Interpersonal skills and team chemistry should play a significant role in shaping the staffing trajectory of the enterprise SOC. In times of crisis and change, an analyst’s abilities to adapt and communicate are likely key success factors.
Effective SOCs Invest in Talent and Emerging Technology
While 81 percent of SOCs believe they are underfunded, the most effective SOCs allocate their budgets differently than their peers, according to the same research. While financial allocation cannot compensate for a dramatically underfunded security program, investing in the right areas of operations improves outcomes. Less effective operations centers spend more on facilities and management, while struggling to fund technology and talent.
In contrast, the majority of effective SOC professionals believe their center is correctly staffed and are significantly more likely to use more categories of security information and event management (SIEM) technology than their peers. Leading organizations are also more likely to have invested in emerging technology categories.
Effective SOCs are set apart by the depth of their investments in:
- Identity and access management;
- Advanced network and cloud monitoring;
- User behavior analytics;
- Machine learning and cognitive intelligence;
- Big data security analytics; and
- Endpoint detection and response.
Mending and Strengthening the SOC in 2018
It’s time for CISOs and SOC directors to lessen the load on analysts before talent pursues other opportunities. Ninety-one percent of CISOs believe the severity of data breaches and cyber incidents will increase over the next 24 months, according to the Ponemon Institute’s recent “The Evolving Role of CISOs and Their Importance to the Business.” There could be talent-based security risks facing the enterprise if leaders fail to improve employee satisfaction.
Unlocking employee engagement requires smarter technologies, intelligent outsourcing and training investments. CISOs and directors should work to understand frontline staff’s perspectives and the impacts of legacy technology. According to IBM research, analysts in the enterprise SOC face 200,000 unique pieces of security event data each day.
When hundreds of thousands of data points are filtered through legacy SIEM solutions, security analysts must manually review alerts to separate false positives from true threats. Analysts need augmented intelligence for context to quickly distinguish meaningless noise from risks.

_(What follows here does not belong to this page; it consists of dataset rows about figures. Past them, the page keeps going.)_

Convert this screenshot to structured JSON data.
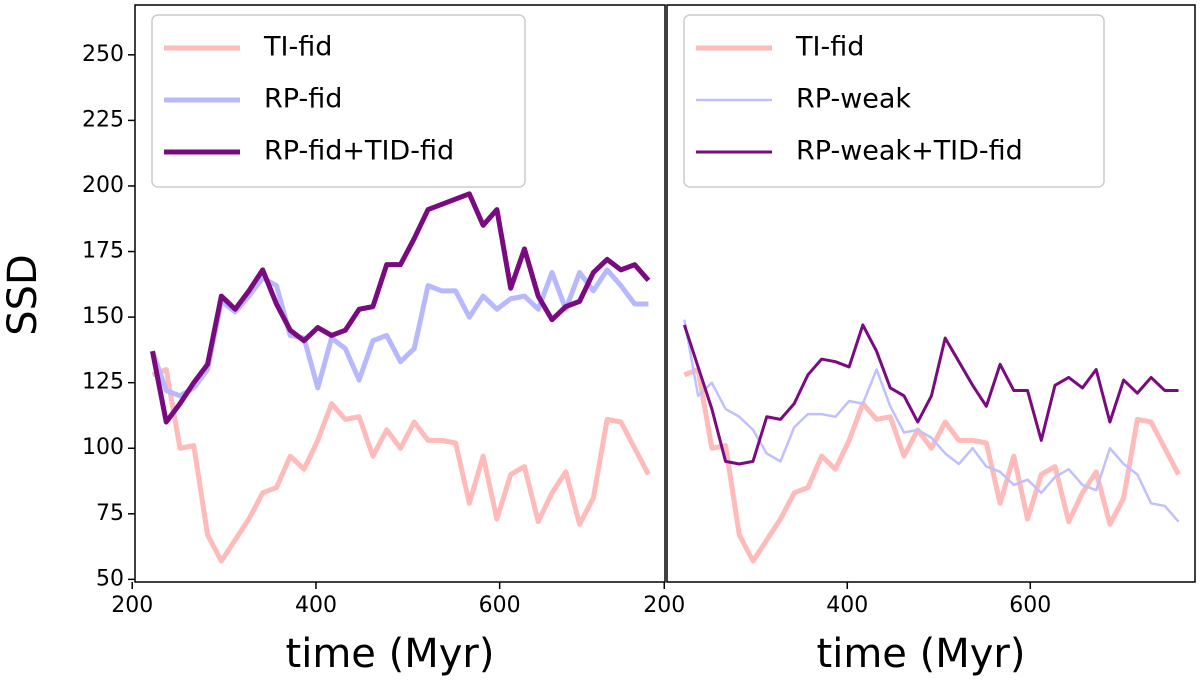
{
  "chart_data": [
    {
      "type": "line",
      "xlabel": "time (Myr)",
      "ylabel": "SSD",
      "x": [
        222,
        237,
        252,
        267,
        282,
        297,
        312,
        327,
        342,
        357,
        372,
        387,
        402,
        417,
        432,
        447,
        462,
        477,
        492,
        507,
        522,
        537,
        552,
        567,
        582,
        597,
        612,
        627,
        642,
        657,
        672,
        687,
        702,
        717,
        732,
        747,
        762
      ],
      "series": [
        {
          "name": "TI-fid",
          "color": "#ffbaba",
          "values": [
            128,
            130,
            100,
            101,
            67,
            57,
            65,
            73,
            83,
            85,
            97,
            92,
            103,
            117,
            111,
            112,
            97,
            107,
            100,
            110,
            103,
            103,
            102,
            79,
            97,
            73,
            90,
            93,
            72,
            83,
            91,
            71,
            81,
            111,
            110,
            100,
            90
          ]
        },
        {
          "name": "RP-fid",
          "color": "#b8b8ff",
          "values": [
            137,
            122,
            120,
            123,
            130,
            156,
            152,
            158,
            165,
            162,
            143,
            142,
            123,
            142,
            138,
            126,
            141,
            143,
            133,
            138,
            162,
            160,
            160,
            150,
            158,
            153,
            157,
            158,
            153,
            167,
            153,
            167,
            160,
            168,
            162,
            155,
            155
          ]
        },
        {
          "name": "RP-fid+TID-fid",
          "color": "#7a0a80",
          "values": [
            137,
            110,
            117,
            125,
            132,
            158,
            153,
            160,
            168,
            155,
            145,
            141,
            146,
            143,
            145,
            153,
            154,
            170,
            170,
            180,
            191,
            193,
            195,
            197,
            185,
            191,
            161,
            176,
            158,
            149,
            154,
            156,
            167,
            172,
            168,
            170,
            164
          ]
        }
      ],
      "xlim": [
        203,
        780
      ],
      "ylim": [
        49,
        269
      ],
      "xticks": [
        200,
        400,
        600
      ],
      "yticks": [
        50,
        75,
        100,
        125,
        150,
        175,
        200,
        225,
        250
      ],
      "legend": "upper left"
    },
    {
      "type": "line",
      "xlabel": "time (Myr)",
      "x": [
        222,
        237,
        252,
        267,
        282,
        297,
        312,
        327,
        342,
        357,
        372,
        387,
        402,
        417,
        432,
        447,
        462,
        477,
        492,
        507,
        522,
        537,
        552,
        567,
        582,
        597,
        612,
        627,
        642,
        657,
        672,
        687,
        702,
        717,
        732,
        747,
        762
      ],
      "series": [
        {
          "name": "TI-fid",
          "color": "#ffbaba",
          "values": [
            128,
            130,
            100,
            101,
            67,
            57,
            65,
            73,
            83,
            85,
            97,
            92,
            103,
            117,
            111,
            112,
            97,
            107,
            100,
            110,
            103,
            103,
            102,
            79,
            97,
            73,
            90,
            93,
            72,
            83,
            91,
            71,
            81,
            111,
            110,
            100,
            90
          ]
        },
        {
          "name": "RP-weak",
          "color": "#c0c0ff",
          "values": [
            149,
            120,
            125,
            115,
            112,
            107,
            98,
            95,
            108,
            113,
            113,
            112,
            118,
            117,
            130,
            116,
            106,
            107,
            104,
            98,
            94,
            100,
            93,
            91,
            86,
            88,
            83,
            89,
            92,
            86,
            84,
            100,
            94,
            90,
            79,
            78,
            72
          ]
        },
        {
          "name": "RP-weak+TID-fid",
          "color": "#7a0a80",
          "values": [
            147,
            131,
            115,
            95,
            94,
            95,
            112,
            111,
            117,
            128,
            134,
            133,
            131,
            147,
            137,
            123,
            120,
            110,
            120,
            142,
            133,
            124,
            116,
            132,
            122,
            122,
            103,
            124,
            127,
            123,
            130,
            110,
            126,
            121,
            127,
            122,
            122
          ]
        }
      ],
      "xlim": [
        203,
        780
      ],
      "ylim": [
        49,
        269
      ],
      "xticks": [
        200,
        400,
        600
      ],
      "legend": "upper left"
    }
  ]
}
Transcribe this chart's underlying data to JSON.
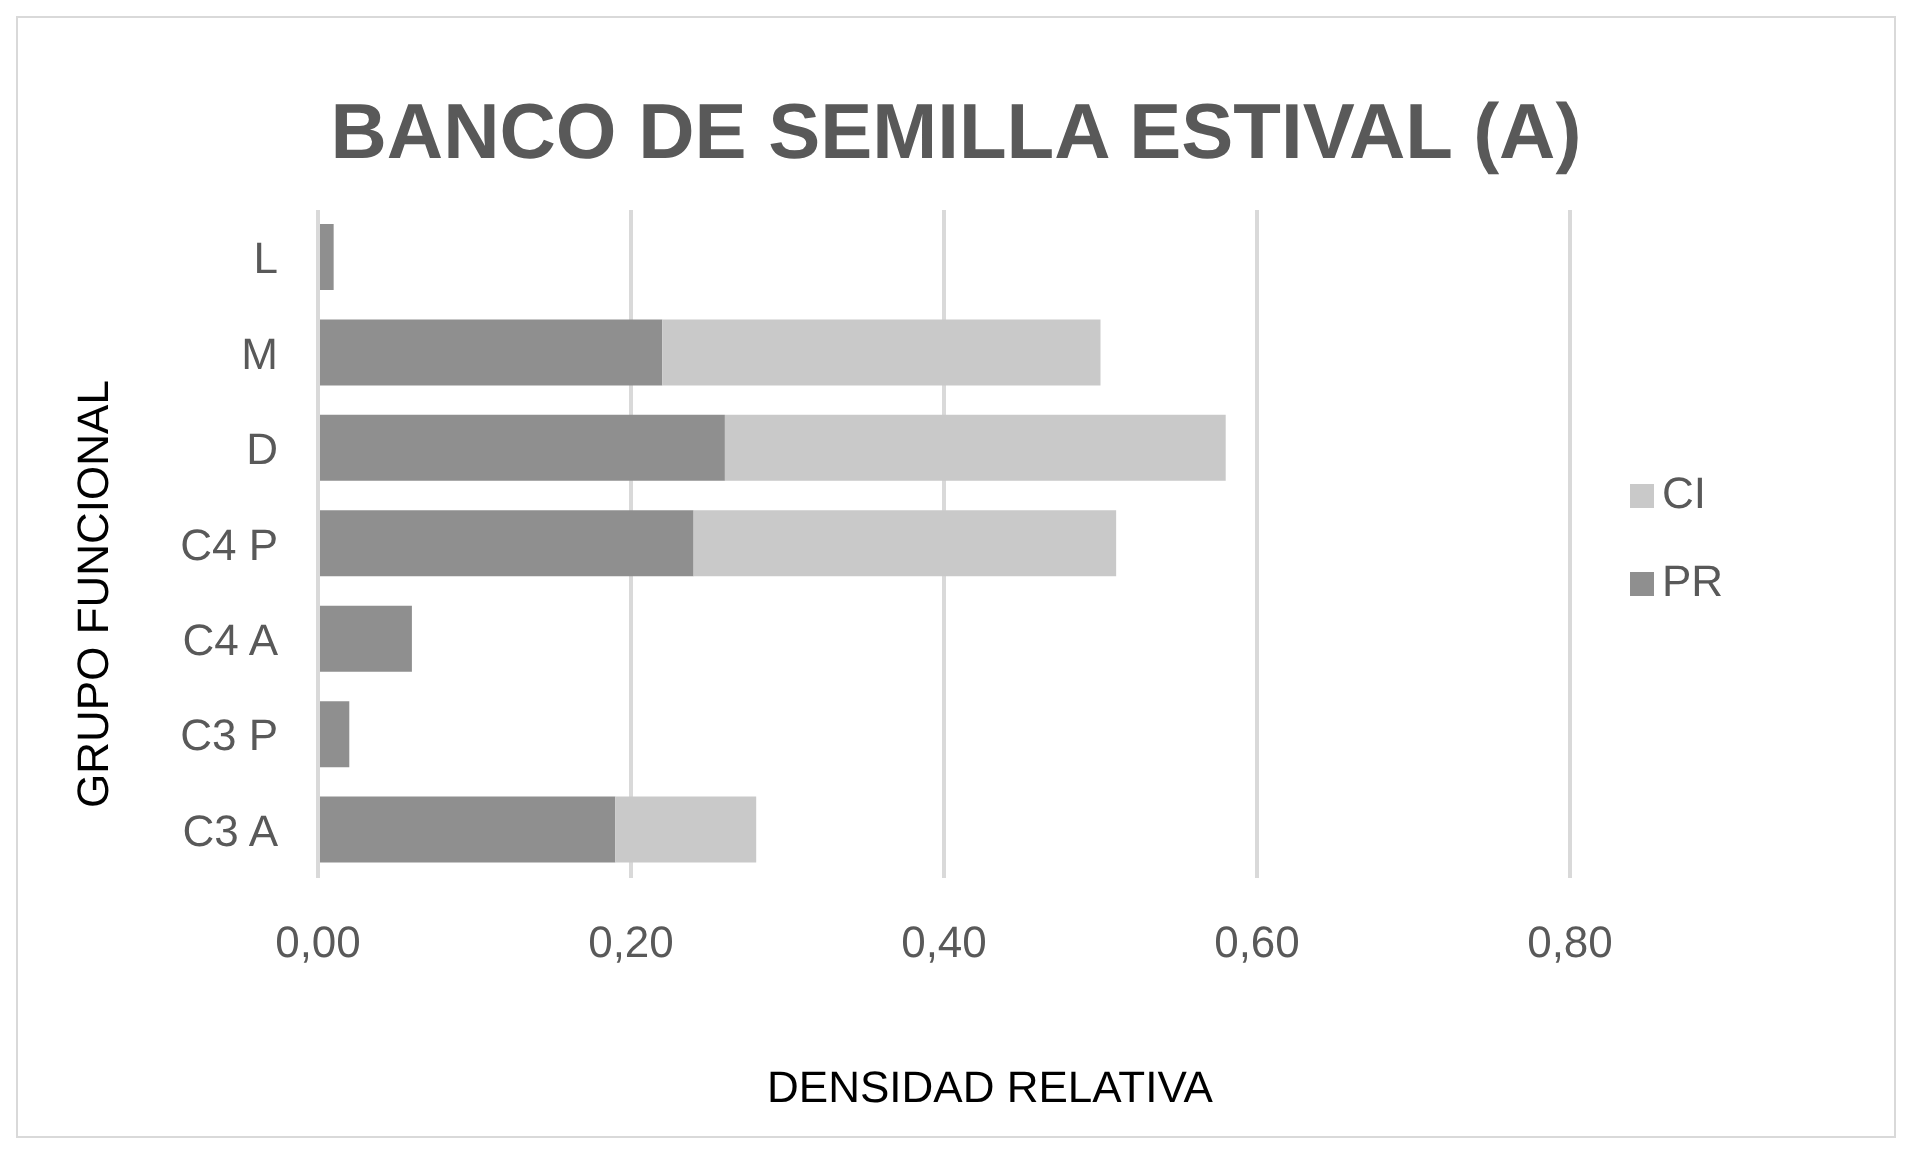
{
  "chart_data": {
    "type": "bar",
    "orientation": "horizontal",
    "stacked": true,
    "title": "BANCO DE SEMILLA ESTIVAL (A)",
    "xlabel": "DENSIDAD RELATIVA",
    "ylabel": "GRUPO FUNCIONAL",
    "categories": [
      "L",
      "M",
      "D",
      "C4 P",
      "C4 A",
      "C3 P",
      "C3 A"
    ],
    "series": [
      {
        "name": "PR",
        "color": "#8f8f8f",
        "values": [
          0.01,
          0.22,
          0.26,
          0.24,
          0.06,
          0.02,
          0.19
        ]
      },
      {
        "name": "CI",
        "color": "#c9c9c9",
        "values": [
          null,
          0.28,
          0.32,
          0.27,
          null,
          null,
          0.09
        ]
      }
    ],
    "xlim": [
      0,
      0.8
    ],
    "xticks": [
      {
        "value": 0,
        "label": "0,00"
      },
      {
        "value": 0.2,
        "label": "0,20"
      },
      {
        "value": 0.4,
        "label": "0,40"
      },
      {
        "value": 0.6,
        "label": "0,60"
      },
      {
        "value": 0.8,
        "label": "0,80"
      }
    ],
    "grid": "x",
    "legend": "right"
  }
}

The best security intelligence sources real-time data from a variety of structured and unstructured sources, including threat intelligence feeds, exchanges, security blogs, vulnerability lists and more to rank and categorize event data by actual risk. The most highly effective SOCs will sufficiently allocate both technology and staff to their analysts so they can quickly analyze threats and reduce pain points at all levels of operations.